Now these simple experiments offer no more than a basis for the main hypothesis, but believers cannot even get their minds round this. They lack the ability to imagine the experiment scaled up from a few grams of human fat and some gauze to a 170lbs of fatty human tissue, encased in several pounds of woollen and cotton clothing, making excellent wicks. They will not accept that often these poor people actually are being burnt by a live fire which is rendering the fat and the water from the human flesh, quite unlike the experimental rig where only the fat itself was the source once ignited. They cannot conceive of the destructive effect possible when someone is slowly burning like this for twelve to twenty or more hours. They cannot see that the fire is necessarily local to the corpse because it is the fat of the corpse that is burning, once it has begun to render, and there is no huge conflagration as they imagine. Effectively the body is being distilled, and because one of the products of the distillation is a fuel, it is self-sustaining.
In 1905, a drunken woman was found as a heap of ashes with a skull on top in front of her chair. A table cloth a yard (100cm) away was not scorched but the ceiling above the chair was slightly blackened. The report says the woman must have been a pillar of fire but, if she were, the room would have ignited. More likely is the wick effect. In a still but well aerated room, the convection would have taken the heat directly upwards to the ceiling above the chair, but as radiant heat would have been only slight, objects close by horizontally would not have been harmed.

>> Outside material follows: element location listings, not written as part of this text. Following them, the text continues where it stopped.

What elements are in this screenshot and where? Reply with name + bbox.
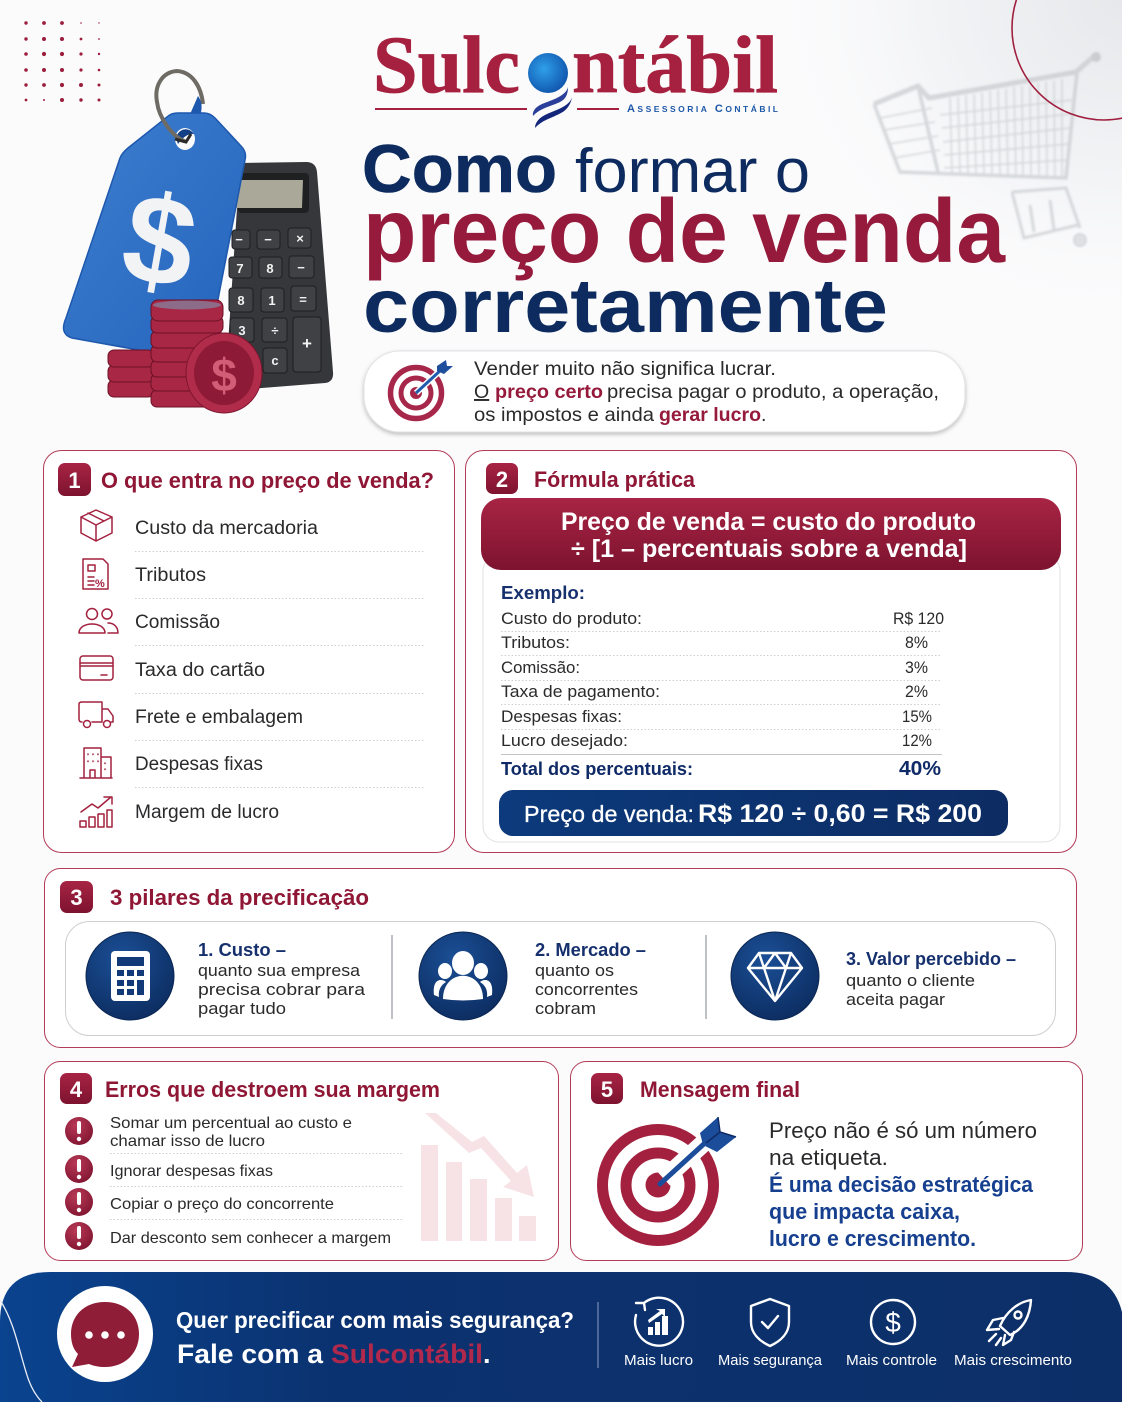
calculator: − xyxy=(297,260,305,275)
intro text: precisa pagar o produto, a operação, xyxy=(607,381,939,403)
formula banner xyxy=(481,498,1061,570)
item: tributos: Tributos xyxy=(135,565,206,586)
error 1 xyxy=(65,1115,352,1150)
heading 4: Erros que destroem sua margem xyxy=(105,1077,440,1102)
pillar 2: mercado: quanto os xyxy=(535,961,614,980)
badge 2: 2 xyxy=(496,467,508,492)
example table: Custo do produto: xyxy=(501,609,642,628)
panel 4: erros xyxy=(44,1062,558,1260)
coin stacks xyxy=(108,300,262,413)
badge 5 xyxy=(591,1073,623,1104)
panel 1: o que entra no preço xyxy=(44,450,454,852)
pillar 1: custo: quanto sua empresa xyxy=(198,961,361,980)
calculator: 7 xyxy=(236,261,244,276)
closing message: lucro e crescimento. xyxy=(769,1226,976,1251)
title: corretamente xyxy=(363,264,888,349)
pillar 1: custo: precisa cobrar para xyxy=(198,980,366,999)
logo: Sulcontábil: Sulc xyxy=(373,19,520,110)
badge 3 xyxy=(60,881,93,913)
benefit: mais segurança xyxy=(718,1299,823,1369)
error 3: Copiar o preço do concorrente xyxy=(110,1196,334,1213)
coin stacks: $ xyxy=(211,349,237,401)
item: custo da mercadoria xyxy=(81,510,318,541)
item: frete e embalagem: Frete e embalagem xyxy=(135,707,303,728)
calculator: + xyxy=(302,334,312,353)
item: custo da mercadoria: Custo da mercadoria xyxy=(135,518,318,539)
closing message: É uma decisão estratégica xyxy=(769,1172,1033,1197)
pillar 2: mercado xyxy=(419,932,646,1020)
heading 2: Fórmula prática xyxy=(534,467,696,492)
result pill: Preço de venda: xyxy=(524,801,694,827)
formula banner: ÷ [1 – percentuais sobre a venda] xyxy=(571,535,967,563)
item: taxa do cartão: Taxa do cartão xyxy=(135,660,265,681)
price tag with ring: $ xyxy=(113,165,206,316)
pillars container xyxy=(66,922,1056,1036)
logo: Sulcontábil: ntábil xyxy=(572,19,778,110)
intro callout xyxy=(364,351,965,432)
calculator: c xyxy=(271,353,279,368)
example table: 8% xyxy=(905,633,928,652)
intro text: preço certo xyxy=(495,381,603,403)
calculator xyxy=(225,162,333,390)
icon: target large xyxy=(602,1117,736,1240)
pillar 3: valor percebido: aceita pagar xyxy=(846,990,945,1009)
pillar 3: valor percebido xyxy=(731,932,1016,1020)
item: margem de lucro: Margem de lucro xyxy=(135,802,279,823)
panel 3: pilares xyxy=(44,868,1076,1048)
item: comissão xyxy=(79,608,220,633)
calculator: = xyxy=(299,292,307,307)
call to action xyxy=(176,1307,574,1369)
closing message xyxy=(769,1118,1037,1251)
logo: Sulcontábil xyxy=(373,19,778,128)
closing message: que impacta caixa, xyxy=(769,1199,960,1224)
badge 1: 1 xyxy=(68,468,81,493)
calculator: 8 xyxy=(266,261,274,276)
benefit: mais lucro xyxy=(624,1298,693,1369)
error 1: chamar isso de lucro xyxy=(110,1133,265,1150)
calculator: 1 xyxy=(268,293,276,308)
benefit: mais crescimento xyxy=(954,1300,1072,1369)
example table: Exemplo: xyxy=(501,583,585,603)
shopping cart watermark xyxy=(874,52,1101,246)
item: comissão: Comissão xyxy=(135,612,220,633)
example table: 12% xyxy=(902,731,932,750)
error 1: Somar um percentual ao custo e xyxy=(110,1115,352,1132)
price tag with ring xyxy=(64,71,245,352)
example table: 15% xyxy=(902,707,932,726)
calculator: − xyxy=(264,232,272,247)
title: formar o xyxy=(575,137,810,206)
result pill xyxy=(499,790,1008,836)
item: tributos xyxy=(83,559,206,590)
call to action: . xyxy=(483,1339,491,1369)
error 3 xyxy=(65,1188,334,1216)
heading 1: O que entra no preço de venda? xyxy=(101,468,434,493)
title: preço de venda xyxy=(363,182,1006,282)
intro text: os impostos e ainda xyxy=(474,404,654,426)
example table xyxy=(483,555,1060,842)
badge 4: 4 xyxy=(70,1077,83,1102)
benefit: mais controle: Mais controle xyxy=(846,1352,937,1369)
example table: Despesas fixas: xyxy=(501,707,622,726)
badge 5: 5 xyxy=(601,1077,613,1102)
item: margem de lucro xyxy=(80,797,279,827)
calculator: ÷ xyxy=(271,323,279,338)
pillar 1: custo: 1. Custo – xyxy=(198,940,286,960)
pillar 2: mercado: cobram xyxy=(535,999,596,1018)
icon: target small xyxy=(390,360,453,418)
example table: R$ 120 xyxy=(893,609,944,628)
intro text: O xyxy=(474,381,489,403)
pillar 2: mercado: concorrentes xyxy=(535,980,638,999)
example table: 40% xyxy=(899,758,941,780)
calculator: 3 xyxy=(238,323,246,338)
calculator: 8 xyxy=(237,293,245,308)
example table: 2% xyxy=(905,682,928,701)
example table: 3% xyxy=(905,658,928,677)
logo: Sulcontábil: A SSESSORIA C ONTÁBIL xyxy=(627,103,778,115)
error 2 xyxy=(65,1155,273,1183)
intro text: gerar lucro xyxy=(659,404,761,426)
closing message: na etiqueta. xyxy=(769,1145,888,1170)
pillar 1: custo: pagar tudo xyxy=(198,999,286,1018)
benefit: mais controle xyxy=(846,1300,937,1369)
corner circle outline xyxy=(1012,0,1122,120)
call to action: Fale com a xyxy=(177,1339,324,1369)
item: frete e embalagem xyxy=(79,702,303,728)
benefit: mais segurança: Mais segurança xyxy=(718,1352,823,1369)
item: taxa do cartão xyxy=(80,656,265,681)
formula banner: Preço de venda = custo do produto xyxy=(561,508,976,536)
intro text: Vender muito não significa lucrar. xyxy=(474,358,776,380)
error 2: Ignorar despesas fixas xyxy=(110,1163,273,1180)
pillar 2: mercado: 2. Mercado – xyxy=(535,940,646,960)
icon: falling chart watermark xyxy=(421,1113,536,1241)
title xyxy=(362,131,1006,349)
intro text xyxy=(474,358,939,426)
icon: chat bubble xyxy=(57,1286,153,1382)
benefit: mais lucro: Mais lucro xyxy=(624,1352,693,1369)
intro text: . xyxy=(761,404,766,426)
panel 2: fórmula prática xyxy=(466,450,1076,852)
badge 4 xyxy=(60,1073,92,1104)
benefit: mais controle: $ xyxy=(885,1307,901,1338)
example table: Comissão: xyxy=(501,658,580,677)
badge 1 xyxy=(58,463,91,496)
item: despesas fixas: Despesas fixas xyxy=(135,754,263,775)
pillar 3: valor percebido: quanto o cliente xyxy=(846,971,975,990)
calculator: × xyxy=(296,231,304,246)
error 4 xyxy=(65,1222,391,1250)
badge 2 xyxy=(486,463,518,494)
error 4: Dar desconto sem conhecer a margem xyxy=(110,1230,391,1247)
example table: Lucro desejado: xyxy=(501,731,628,750)
item: tributos: % xyxy=(95,578,105,590)
heading 3: 3 pilares da precificação xyxy=(110,885,369,910)
call to action: Quer precificar com mais segurança? xyxy=(176,1307,574,1333)
title: Como xyxy=(362,131,557,207)
panel 5: mensagem final xyxy=(570,1062,1082,1260)
pillar 1: custo xyxy=(86,932,366,1020)
example table: Tributos: xyxy=(501,633,570,652)
badge 3: 3 xyxy=(70,885,83,910)
decorative dot grid xyxy=(24,21,101,102)
pillar 3: valor percebido: 3. Valor percebido – xyxy=(846,949,1016,969)
footer banner xyxy=(0,1272,1122,1402)
call to action: Sulcontábil xyxy=(331,1339,483,1369)
benefit: mais crescimento: Mais crescimento xyxy=(954,1352,1072,1369)
example table: Taxa de pagamento: xyxy=(501,682,660,701)
closing message: Preço não é só um número xyxy=(769,1118,1037,1143)
result pill: R$ 120 ÷ 0,60 = R$ 200 xyxy=(698,800,982,828)
calculator: − xyxy=(235,232,243,247)
example table: Total dos percentuais: xyxy=(501,759,693,779)
item: despesas fixas xyxy=(80,748,263,778)
heading 5: Mensagem final xyxy=(640,1077,800,1102)
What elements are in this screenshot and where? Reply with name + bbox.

Attempts of the believers to counter these experiments are foolish and futile. They return to the ancient clerical belief that alcohol is the main cause of the pretenatural combustibility of these people, and by soaking flesh in in spirits for weeks or even months, and showing that it is no more inflammable once the spirit is dabbed off, they think they have refuted Gee! Let them try Gee’s experiments on a larger scale, perhaps soaking an outer woollen layer with alcohol to see whether alcohol soaked into fabrics helps the fat to render. That would be more useful.
There are undoubtedly mysterious deaths by burning that do not come into the category of wick effect combustion, but the absurd tendency of the believers to lump rather than separate and categorize, to dismiss factors or refuse to seek them out, rather than getting all the relevant data they can, does not help the study of these cases, some of which might be criminal acts or criminal negligence.
When a patient undergoing an operation bursts into flames, the anaesthetist should be the first suspect, and the procedures of the operation need careful and honest review. When a man is found having apparently committed suicide in his garage by carbon monoxide poisoning, but has his genitals burnt to a crisp and other parts of his body severely burnt, but little other damage done, then criminal action should be suspected. This man was a welder, and such particular burning could have been done with a welding torch.
In many cases, serious forensic work should be undertaken. Talk of SHC merely muddies the water. The fantasists should learn what science is about and get real.